Der Unterschied zwischen kompostierbaren und biologisch abbaubaren Verpackungen

Biologisch abbaubar und kompostierbar bezeichnen grundsätzlich zwei unterschiedliche Prozesse. Als kompostierbar zertifizierte Verpackungen müssen nämlich innerhalb eines begrenzten Zeitraums unter spezifischen Bedingungen vollständig abbaubar sein. Sie können wegen dieser Eigenschaften über die Kompostierungsanlage entsorgt werden und so den Wertstoffzyklus beigeführt werden. Typische biologisch abbaubare Materialien sind z.B. Laub oder Küchenabfälle wie Obst und Gemüse, aber eben auch Pappe und Küchenpapier.

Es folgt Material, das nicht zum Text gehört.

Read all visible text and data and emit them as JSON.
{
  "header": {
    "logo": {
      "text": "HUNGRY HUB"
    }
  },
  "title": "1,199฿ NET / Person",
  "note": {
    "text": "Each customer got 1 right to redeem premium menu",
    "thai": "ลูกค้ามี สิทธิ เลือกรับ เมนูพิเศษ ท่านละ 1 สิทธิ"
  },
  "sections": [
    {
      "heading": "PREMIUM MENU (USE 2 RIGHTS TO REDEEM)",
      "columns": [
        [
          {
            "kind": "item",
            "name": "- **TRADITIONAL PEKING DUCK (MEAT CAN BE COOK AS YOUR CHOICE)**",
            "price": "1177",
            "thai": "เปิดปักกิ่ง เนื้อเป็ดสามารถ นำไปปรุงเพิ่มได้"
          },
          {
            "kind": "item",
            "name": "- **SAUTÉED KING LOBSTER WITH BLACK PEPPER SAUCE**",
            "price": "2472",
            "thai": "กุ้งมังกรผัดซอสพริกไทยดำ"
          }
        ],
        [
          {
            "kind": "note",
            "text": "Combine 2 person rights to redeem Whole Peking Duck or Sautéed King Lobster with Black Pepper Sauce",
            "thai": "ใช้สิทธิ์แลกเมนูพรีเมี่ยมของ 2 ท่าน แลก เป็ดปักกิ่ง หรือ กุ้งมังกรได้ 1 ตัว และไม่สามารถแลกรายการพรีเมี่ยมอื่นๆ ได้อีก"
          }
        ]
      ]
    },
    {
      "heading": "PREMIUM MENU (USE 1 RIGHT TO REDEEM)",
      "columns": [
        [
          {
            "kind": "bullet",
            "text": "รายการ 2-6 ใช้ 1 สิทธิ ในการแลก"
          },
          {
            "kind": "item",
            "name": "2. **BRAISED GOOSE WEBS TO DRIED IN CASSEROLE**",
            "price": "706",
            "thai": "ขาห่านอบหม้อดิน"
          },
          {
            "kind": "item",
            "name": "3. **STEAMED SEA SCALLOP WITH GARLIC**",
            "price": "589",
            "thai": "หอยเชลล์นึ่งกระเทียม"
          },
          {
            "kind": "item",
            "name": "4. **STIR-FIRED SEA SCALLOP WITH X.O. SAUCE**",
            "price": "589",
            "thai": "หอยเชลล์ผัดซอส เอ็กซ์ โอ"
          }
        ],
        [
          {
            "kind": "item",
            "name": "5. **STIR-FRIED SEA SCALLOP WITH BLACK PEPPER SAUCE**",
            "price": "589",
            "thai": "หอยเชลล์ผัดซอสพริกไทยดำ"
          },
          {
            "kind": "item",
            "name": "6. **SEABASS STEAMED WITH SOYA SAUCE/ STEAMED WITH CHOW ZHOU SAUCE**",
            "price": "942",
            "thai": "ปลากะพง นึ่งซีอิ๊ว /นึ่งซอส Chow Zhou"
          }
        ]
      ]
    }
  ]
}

Tipp: Auch wenn Pappe potentiell kompostierbar ist, lohnt es sich mehr diesen über das Altpapier zu entsorgen. Derlei entsorgt wird es nämlich zu neuem Papier aufgearbeitet („Blauer Engel“-Siegel).

Biologisch abbaubare Verpackungen benötigen hingegen bedeutend länger, bis sie vollständig abgebaut sind. Sie sind für die Kompostierung dementsprechend nicht geeignet. Grundsätzlich wird bei biologisch abbaubaren Verpackungen zudem zwischen denjenigen unterschieden, die auf rein pflanzlicher Basis (z.B. Mais oder Zuckerrohr) bestehen und denjenigen, die einen konventionellen Plastikzusatz auf Erdölbasis besitzen. Letztere zersetzen sich in das sogenannte Mikroplastik, winzig kleine Plastikschnipsel, die zunehmend in der Umwelt akkumulieren.

Wir sind darum bemüht, unsere Artikel möglichst umweltfreundlich zu verpacken. Dementsprechend ist für uns Pappe die Verpackungen unserer Wahl.